Many of you may recognize the always black, powered-down, street-facing video panel on the side of Moscone Center West. But most of you probably have never seen it turned on and were not aware that this is actually a public artwork by architects Elizabeth Diller and Ricardo Scofidio, titled 'Facsimile,' that cost $1.5 million that has spent most of the last 12 years since its installation totally broken. The SF Arts Commission voted last fall to finally dismantle and remove the thing, and now architecture critic John King provides us a happy eulogy in the Chronicle, calling the piece "catnip for the intelligentsia" but otherwise, basically, a technical failure.
The piece was supposed to broadcast live images from inside the building, as well as other pre-determined video. Per the description of the piece when it was first proposed back in 1996, the video installation was "'born from a paradox' of trying to create public art for a building that isn’t really open to the public (ooh!), giving outsiders a window into the privileged world of private conventions.
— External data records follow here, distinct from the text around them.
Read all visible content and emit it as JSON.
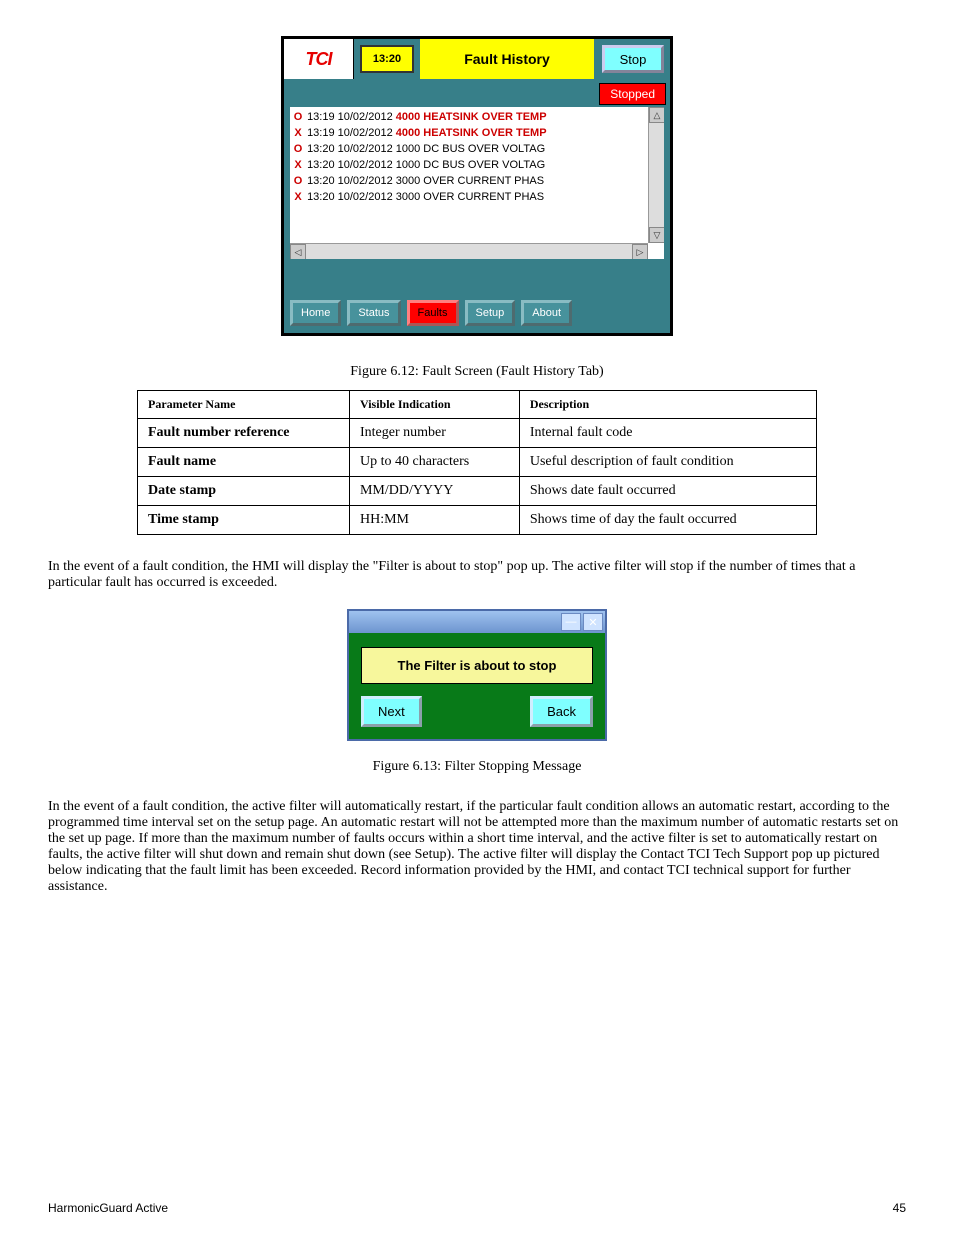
{
  "hmi1": {
    "logo": "TCI",
    "time": "13:20",
    "title": "Fault History",
    "stop": "Stop",
    "status": "Stopped",
    "rows": [
      {
        "mark": "O",
        "ts": "13:19 10/02/2012",
        "msg": "4000 HEATSINK OVER TEMP",
        "red": true
      },
      {
        "mark": "X",
        "ts": "13:19 10/02/2012",
        "msg": "4000 HEATSINK OVER TEMP",
        "red": true
      },
      {
        "mark": "O",
        "ts": "13:20 10/02/2012",
        "msg": "1000 DC BUS OVER VOLTAG",
        "red": false
      },
      {
        "mark": "X",
        "ts": "13:20 10/02/2012",
        "msg": "1000 DC BUS OVER VOLTAG",
        "red": false
      },
      {
        "mark": "O",
        "ts": "13:20 10/02/2012",
        "msg": "3000 OVER CURRENT PHAS",
        "red": false
      },
      {
        "mark": "X",
        "ts": "13:20 10/02/2012",
        "msg": "3000 OVER CURRENT PHAS",
        "red": false
      }
    ],
    "nav": [
      "Home",
      "Status",
      "Faults",
      "Setup",
      "About"
    ],
    "nav_active": 2
  },
  "fig1": "Figure 6.12:   Fault Screen (Fault History Tab)",
  "table": {
    "headers": [
      "Parameter Name",
      "Visible Indication",
      "Description"
    ],
    "rows": [
      [
        "Fault number reference",
        "Integer number",
        "Internal fault code"
      ],
      [
        "Fault name",
        "Up to 40 characters",
        "Useful description of fault condition"
      ],
      [
        "Date stamp",
        "MM/DD/YYYY",
        "Shows date fault occurred"
      ],
      [
        "Time stamp",
        "HH:MM",
        "Shows time of day the fault occurred"
      ]
    ]
  },
  "para1": "In the event of a fault condition, the HMI will display the \"Filter is about to stop\" pop up. The active filter will stop if the number of times that a particular fault has occurred is exceeded.",
  "hmi2": {
    "msg": "The Filter is about to stop",
    "next": "Next",
    "back": "Back"
  },
  "fig2": "Figure 6.13:   Filter Stopping Message",
  "para2": "In the event of a fault condition, the active filter will automatically restart, if the particular fault condition allows an automatic restart, according to the programmed time interval set on the setup page. An automatic restart will not be attempted more than the maximum number of automatic restarts set on the set up page. If more than the maximum number of faults occurs within a short time interval, and the active filter is set to automatically restart on faults, the active filter will shut down and remain shut down (see Setup). The active filter will display the Contact TCI Tech Support pop up pictured below indicating that the fault limit has been exceeded. Record information provided by the HMI, and contact TCI technical support for further assistance.",
  "footer": {
    "left": "HarmonicGuard Active",
    "right": "45"
  }
}
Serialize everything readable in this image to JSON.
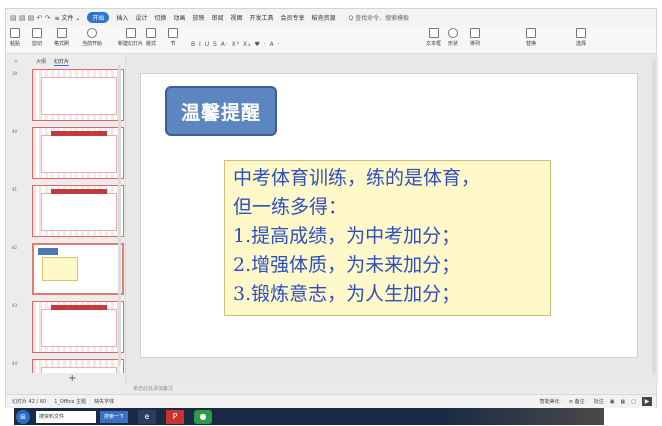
{
  "menubar": {
    "items": [
      "≡ 文件 ⌄",
      "开始",
      "插入",
      "设计",
      "切换",
      "动画",
      "放映",
      "审阅",
      "视图",
      "开发工具",
      "会员专享",
      "稻壳资源"
    ],
    "active_index": 1,
    "search": "Q 查找命令、搜索模板"
  },
  "ribbon": {
    "buttons": [
      "粘贴",
      "剪切",
      "格式刷",
      "当前开始",
      "新建幻灯片",
      "版式",
      "节"
    ],
    "right_buttons": [
      "文本框",
      "形状",
      "排列",
      "替换",
      "选择"
    ],
    "format_row": "B I U S A· X² X₂ ♥ · A ·"
  },
  "pane": {
    "tabs": [
      "大纲",
      "幻灯片"
    ],
    "active_tab": 1,
    "slide_numbers": [
      "39",
      "40",
      "41",
      "42",
      "43",
      "44"
    ],
    "current_index": 3,
    "add_label": "+"
  },
  "slide": {
    "title": "温馨提醒",
    "lines": [
      "中考体育训练，练的是体育，",
      "但一练多得：",
      "1.提高成绩，为中考加分；",
      "2.增强体质，为未来加分；",
      "3.锻炼意志，为人生加分；"
    ]
  },
  "notes": {
    "placeholder": "单击此处添加备注"
  },
  "status": {
    "slide_counter": "幻灯片 42 / 60",
    "theme": "1_Office 主题",
    "font_missing": "缺失字体",
    "right_items": [
      "智能美化 ·",
      "≡ 备注 ·",
      "批注"
    ]
  },
  "taskbar": {
    "search_text": "搜资料文件",
    "search_button": "搜索一下"
  },
  "colors": {
    "accent": "#2f74d0",
    "title_box": "#5b86bf",
    "text_box": "#fff8c8",
    "slide_text": "#2e4ec2"
  }
}
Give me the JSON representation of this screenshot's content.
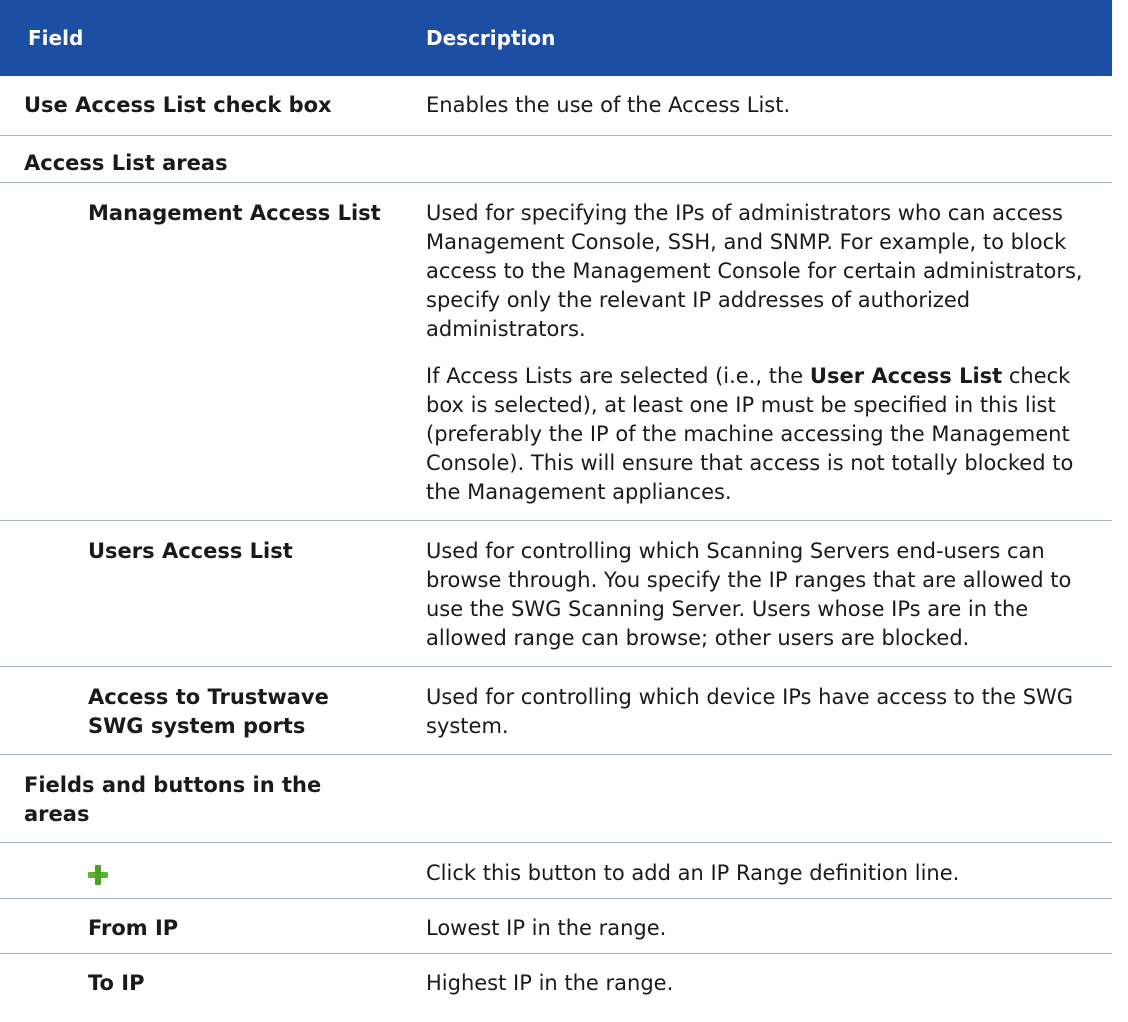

But with images that can’t always be trusted, a conceptual mix and match that 'draws viewers into becoming voyeurs of ambiguous spatial narratives.'" And as King points out, while that all sounds interesting on paper, the fact is that the execution of the idea, which perhaps was ahead of its time in terms of the technology used to build it.
The 15-foot by 25-foot LED screen was intended to be mobile and dynamic, broadcasting its images while slowly gliding across the surface of the building, mounted on 100-foot-tall steel arms attached to the top and bottom of the glass facade. Unfortunately, the screen was prone to over-heating, it only functioned for about a month back in 2003, and during that time it even started to squeak as it moved.
Architects the world over should be familiar enough with the phenomenon of a vision that fails the tests of reality, but in this case, critics have bemoaned the loss of an arguably iconic piece by a pair of highly respected architects, with Architects' Newspaper deriding San Francisco's "short-sightedness and provincialism." The Arts Commission doesn't want to keep paying to fix this thing, however, or stare at its blankness, and we should probably applaud that decision, since 12 years is plenty of time to make something work. In this case, they just couldn't. The end.